Istriku memberinya minum, yang diterimanya dengan takut - takut.
"Siapa namamu?" Tanya istriku. Namun gadis gipsi yang malang itu hanya memandang istriku dengan ketakutan, dan mengucapkan sesuatu dengan pelan dalam bahasa asing.
"Siapa namamu?" Tanya istriku pelan - pelan. "Aiyana." Anak itu menjawab dengan takut - takut.
"Tak usah takut, manis." Kata istriku pelan - pelan, sebab sepertinya gadis kecil ini tak begitu mengerti bahasa inggris. "Kau bisa bahasa inggris?" Tanyanya lagi. Gadis itu mengangguk pelan. "Aiyana bisa sedikit." Katanya pelan. "Nah, begitu. Bicaralah, tak usah takut." Jawab istriku lagi. "Darimana asalmu?" Tanya istriku. Gadis itu kelihatan bingung, lalu istriku mengulang lagi pertanyaannya pelan - pelan. Kali ini, dia mengerti. "Gipsi." Katanya. "Baiklah. Dengar, Aiyana. Kami akan mengantarmu pulang besok pagi." Kata istriku. Aiyana kelihatan tak mengerti, dan istriku mengulang lagi. "Kami antar Aiyana pulang besok pagi." Katanya pelan - pelan. "Terima kasih." Aiyana mengangguk.
Gadis kecil itu menyebut dirinya sendiri dengan namanya, Aiyana. Nama yang aneh di telingaku, karena nama itu baru kudengar dan tidak umum.
"Aiyana-- seperti nama dari suku indian." Kata ayahku. "Namanya memang unik karena biasanya hanya beredar di kaum mereka." Jelasnya lagi.
Sementara itu istriku menjelaskan lagi kalau Aiyana harus tidur sekarang.
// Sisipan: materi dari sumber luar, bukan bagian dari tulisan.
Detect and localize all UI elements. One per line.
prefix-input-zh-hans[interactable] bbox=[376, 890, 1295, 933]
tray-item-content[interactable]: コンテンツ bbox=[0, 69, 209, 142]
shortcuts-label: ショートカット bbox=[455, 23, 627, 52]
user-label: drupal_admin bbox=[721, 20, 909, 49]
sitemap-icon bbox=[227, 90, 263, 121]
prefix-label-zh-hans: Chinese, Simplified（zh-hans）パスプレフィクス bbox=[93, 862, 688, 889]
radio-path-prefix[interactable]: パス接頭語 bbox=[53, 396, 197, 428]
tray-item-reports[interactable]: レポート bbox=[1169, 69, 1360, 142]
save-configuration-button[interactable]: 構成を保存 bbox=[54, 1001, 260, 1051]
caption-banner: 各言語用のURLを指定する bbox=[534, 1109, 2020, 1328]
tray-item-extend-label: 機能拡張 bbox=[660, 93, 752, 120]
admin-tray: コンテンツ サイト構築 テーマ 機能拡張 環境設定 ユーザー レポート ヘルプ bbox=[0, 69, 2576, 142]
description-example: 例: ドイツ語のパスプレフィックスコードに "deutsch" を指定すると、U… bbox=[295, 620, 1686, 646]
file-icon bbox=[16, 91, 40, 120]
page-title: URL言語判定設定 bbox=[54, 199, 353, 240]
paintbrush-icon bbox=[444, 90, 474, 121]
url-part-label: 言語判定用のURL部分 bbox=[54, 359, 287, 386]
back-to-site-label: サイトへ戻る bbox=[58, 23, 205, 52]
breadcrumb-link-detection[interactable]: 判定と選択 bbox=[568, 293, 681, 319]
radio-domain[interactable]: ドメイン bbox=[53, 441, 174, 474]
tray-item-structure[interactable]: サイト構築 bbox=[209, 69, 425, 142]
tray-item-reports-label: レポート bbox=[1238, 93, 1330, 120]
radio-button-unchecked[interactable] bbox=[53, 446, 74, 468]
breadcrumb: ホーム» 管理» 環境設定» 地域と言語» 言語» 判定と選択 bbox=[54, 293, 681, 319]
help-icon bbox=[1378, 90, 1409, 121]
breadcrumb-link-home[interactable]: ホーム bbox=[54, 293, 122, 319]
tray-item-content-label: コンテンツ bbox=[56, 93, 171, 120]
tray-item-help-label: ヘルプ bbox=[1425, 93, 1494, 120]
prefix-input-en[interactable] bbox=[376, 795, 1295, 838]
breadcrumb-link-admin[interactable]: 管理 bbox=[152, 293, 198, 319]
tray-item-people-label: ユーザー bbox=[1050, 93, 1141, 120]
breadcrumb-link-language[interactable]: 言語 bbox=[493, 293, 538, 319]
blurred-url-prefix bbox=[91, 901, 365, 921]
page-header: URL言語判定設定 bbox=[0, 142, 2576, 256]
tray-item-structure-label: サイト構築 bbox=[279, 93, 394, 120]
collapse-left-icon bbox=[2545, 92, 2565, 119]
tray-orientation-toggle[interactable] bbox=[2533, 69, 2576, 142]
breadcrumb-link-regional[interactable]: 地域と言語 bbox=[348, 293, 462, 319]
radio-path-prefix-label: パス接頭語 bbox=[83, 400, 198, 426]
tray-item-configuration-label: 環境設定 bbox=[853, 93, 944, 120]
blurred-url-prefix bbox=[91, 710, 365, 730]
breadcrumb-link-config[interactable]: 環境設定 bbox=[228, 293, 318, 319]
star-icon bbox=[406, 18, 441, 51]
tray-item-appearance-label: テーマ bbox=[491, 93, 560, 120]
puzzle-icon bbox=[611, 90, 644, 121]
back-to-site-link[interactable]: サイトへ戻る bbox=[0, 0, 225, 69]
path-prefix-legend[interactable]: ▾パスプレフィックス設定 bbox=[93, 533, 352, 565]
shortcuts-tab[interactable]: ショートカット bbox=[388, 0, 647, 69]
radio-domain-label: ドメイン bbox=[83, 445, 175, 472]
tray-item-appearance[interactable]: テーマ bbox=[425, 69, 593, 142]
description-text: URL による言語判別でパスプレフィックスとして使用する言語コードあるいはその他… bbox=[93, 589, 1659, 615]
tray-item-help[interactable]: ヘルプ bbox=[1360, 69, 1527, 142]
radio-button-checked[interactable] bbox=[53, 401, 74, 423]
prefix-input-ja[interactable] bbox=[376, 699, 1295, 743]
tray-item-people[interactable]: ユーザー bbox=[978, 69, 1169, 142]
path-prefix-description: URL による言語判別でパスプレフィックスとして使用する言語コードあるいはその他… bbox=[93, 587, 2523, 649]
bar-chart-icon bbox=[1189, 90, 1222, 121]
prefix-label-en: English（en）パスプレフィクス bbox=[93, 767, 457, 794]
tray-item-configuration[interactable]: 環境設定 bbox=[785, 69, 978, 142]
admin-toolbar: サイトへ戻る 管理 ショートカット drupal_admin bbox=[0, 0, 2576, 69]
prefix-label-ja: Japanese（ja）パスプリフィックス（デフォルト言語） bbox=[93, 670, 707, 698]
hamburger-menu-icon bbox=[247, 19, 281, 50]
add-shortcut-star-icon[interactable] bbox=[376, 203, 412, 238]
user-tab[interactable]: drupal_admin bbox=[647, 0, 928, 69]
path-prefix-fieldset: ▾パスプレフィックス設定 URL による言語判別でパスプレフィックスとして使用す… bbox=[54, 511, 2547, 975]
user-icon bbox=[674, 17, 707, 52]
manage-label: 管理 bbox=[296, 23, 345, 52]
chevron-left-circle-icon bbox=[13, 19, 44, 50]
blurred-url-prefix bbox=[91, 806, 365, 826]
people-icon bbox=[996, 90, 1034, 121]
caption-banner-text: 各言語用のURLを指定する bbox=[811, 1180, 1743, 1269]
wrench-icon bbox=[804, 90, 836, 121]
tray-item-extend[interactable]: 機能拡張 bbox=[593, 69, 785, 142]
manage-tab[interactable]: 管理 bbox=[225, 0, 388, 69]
Gadis kecil itu mengangguk mengerti, namun ia tak terbiasa tidur di atas kasur dan memilih untuk tidur di lantai. Istriku tak suka melihatnya, lalu menghamparkan alas untuknya. "Nah, begini kan lebih baik." Gumamnya.
Aiyana mungkin tak nyaman berada di tengah kami, karena ia terus menerus gelisah dan tak bisa diam.
Kaum gipsi memang tak suka berada di tengah orang asing sehingga hal itu wajar saja.